Wilkinson J, Foo K, Sekhri N, Cooper J, Suliman A, Ranjadayalan K, Timmis A D
Department of Cardiology Newham HealthCare NHS Trust, London, UK.
Heart. 2002 Dec;88(6):583-6. doi: 10.1136/heart.88.6.583.
Shortening prehospital delay has been identified as an important means of improving responses to reperfusion treatment. If this increases the risk profile of the population delivered to hospital, it may paradoxically cause a deterioration in hospital mortality.
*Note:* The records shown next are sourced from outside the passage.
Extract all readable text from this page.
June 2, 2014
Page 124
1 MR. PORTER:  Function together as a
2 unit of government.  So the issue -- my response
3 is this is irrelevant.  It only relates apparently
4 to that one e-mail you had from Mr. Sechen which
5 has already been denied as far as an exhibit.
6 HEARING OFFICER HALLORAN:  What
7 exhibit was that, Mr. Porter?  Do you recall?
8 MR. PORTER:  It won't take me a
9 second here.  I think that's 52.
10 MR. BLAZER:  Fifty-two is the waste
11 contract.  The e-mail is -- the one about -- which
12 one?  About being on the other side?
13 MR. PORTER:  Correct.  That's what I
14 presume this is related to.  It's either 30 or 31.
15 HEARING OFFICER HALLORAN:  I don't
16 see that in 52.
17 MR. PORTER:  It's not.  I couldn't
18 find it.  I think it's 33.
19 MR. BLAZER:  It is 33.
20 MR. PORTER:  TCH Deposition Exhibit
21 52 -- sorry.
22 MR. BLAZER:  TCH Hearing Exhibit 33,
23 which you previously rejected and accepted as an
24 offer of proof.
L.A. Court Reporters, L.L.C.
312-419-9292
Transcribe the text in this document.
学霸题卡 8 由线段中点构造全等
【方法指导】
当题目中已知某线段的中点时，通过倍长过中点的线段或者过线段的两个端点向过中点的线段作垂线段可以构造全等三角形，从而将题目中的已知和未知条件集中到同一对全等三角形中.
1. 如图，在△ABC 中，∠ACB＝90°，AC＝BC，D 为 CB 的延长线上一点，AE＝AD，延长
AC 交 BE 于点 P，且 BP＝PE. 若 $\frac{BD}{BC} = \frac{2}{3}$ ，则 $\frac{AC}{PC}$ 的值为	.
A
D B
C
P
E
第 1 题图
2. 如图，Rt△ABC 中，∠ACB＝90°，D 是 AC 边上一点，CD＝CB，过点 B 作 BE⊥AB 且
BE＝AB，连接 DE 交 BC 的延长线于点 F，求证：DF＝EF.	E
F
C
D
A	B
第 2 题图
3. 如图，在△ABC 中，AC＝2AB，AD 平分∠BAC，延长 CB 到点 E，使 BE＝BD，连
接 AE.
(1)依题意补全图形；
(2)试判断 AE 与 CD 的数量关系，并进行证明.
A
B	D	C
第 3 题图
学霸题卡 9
To examine the interaction between arrival time (time from onset of chest pain to arrival at hospital) and thrombolytic treatment in determining the early outcome of acute myocardial infarction.
Prospective cohort study of 1723 patients with acute myocardial infarction who were potentially eligible for thrombolytic treatment (ST elevation on ECG; arrival time < or = 12 hours).
All patients were eligible for thrombolysis but only 1098 (80%) received it. Patients who did not receive thrombolytic treatment were older (66 (58-73) v 61 (53-70) years, p < 0.001), more commonly female (32.1% v 24.8%, p < 0.01), and had higher frequencies of previous infarction (28.6% v 15.6%, p < 0.001) and left ventricular failure (37.5% v 26.9%, p < 0.01) than patients who received thrombolytic treatment. For the group as a whole, 30 day mortality was 11.7% and was unaffected by arrival time, but in patients who did not receive thrombolysis an arrival time of < or = 6 hours was associated with significantly higher 30 day mortality than an arrival time of 6-12 hours (24.3% v 2.6%, p = 0.002). Conversely, in patients who did receive thrombolysis an arrival time of < or = 6 hours was associated with a lower 30 day mortality than an arrival time of 6-12 hours (8.5% v 14.5%, p < 0.02).
Shortening prehospital delay in acute myocardial infarction will tend to increase the risk profile of patients presenting to emergency departments. The data presented here indicate that this may increase hospital mortality if underutilisation of thrombolytic treatment among high risk groups is not diminished.
缩短院前延误时间已被视为改善再灌注治疗反应的重要手段。如果这增加了送至医院的人群的风险状况,可能反而会导致医院死亡率恶化。
研究到达时间(从胸痛发作到抵达医院的时间)与溶栓治疗之间的相互作用对急性心肌梗死早期结局的影响。
对1723例可能适合溶栓治疗(心电图ST段抬高;到达时间≤12小时)的急性心肌梗死患者进行前瞻性队列研究。
所有患者均适合溶栓治疗,但只有1098例(80%)接受了治疗。未接受溶栓治疗的患者年龄更大(66(58 - 73)岁对61(53 - 70)岁,p<0.001),女性更常见(32.1%对24.8%,p<0.01),既往梗死(28.6%对15.6%,p<0.001)和左心室衰竭(37.5%对26.9%,p<0.01)的发生率高于接受溶栓治疗的患者。总体而言,30天死亡率为11.7%,不受到达时间影响,但在未接受溶栓治疗的患者中,到达时间≤6小时的30天死亡率显著高于到达时间为6 - 12小时的患者(24.3%对2.6%,p = 0.002)。相反,在接受溶栓治疗的患者中,到达时间≤6小时的30天死亡率低于到达时间为6 - 12小时的患者(8.5%对14.5%,p<0.02)。
缩短急性心肌梗死的院前延误时间往往会增加急诊科就诊患者的风险状况。此处提供的数据表明,如果高危组中溶栓治疗的未充分利用情况没有改善,这可能会增加医院死亡率。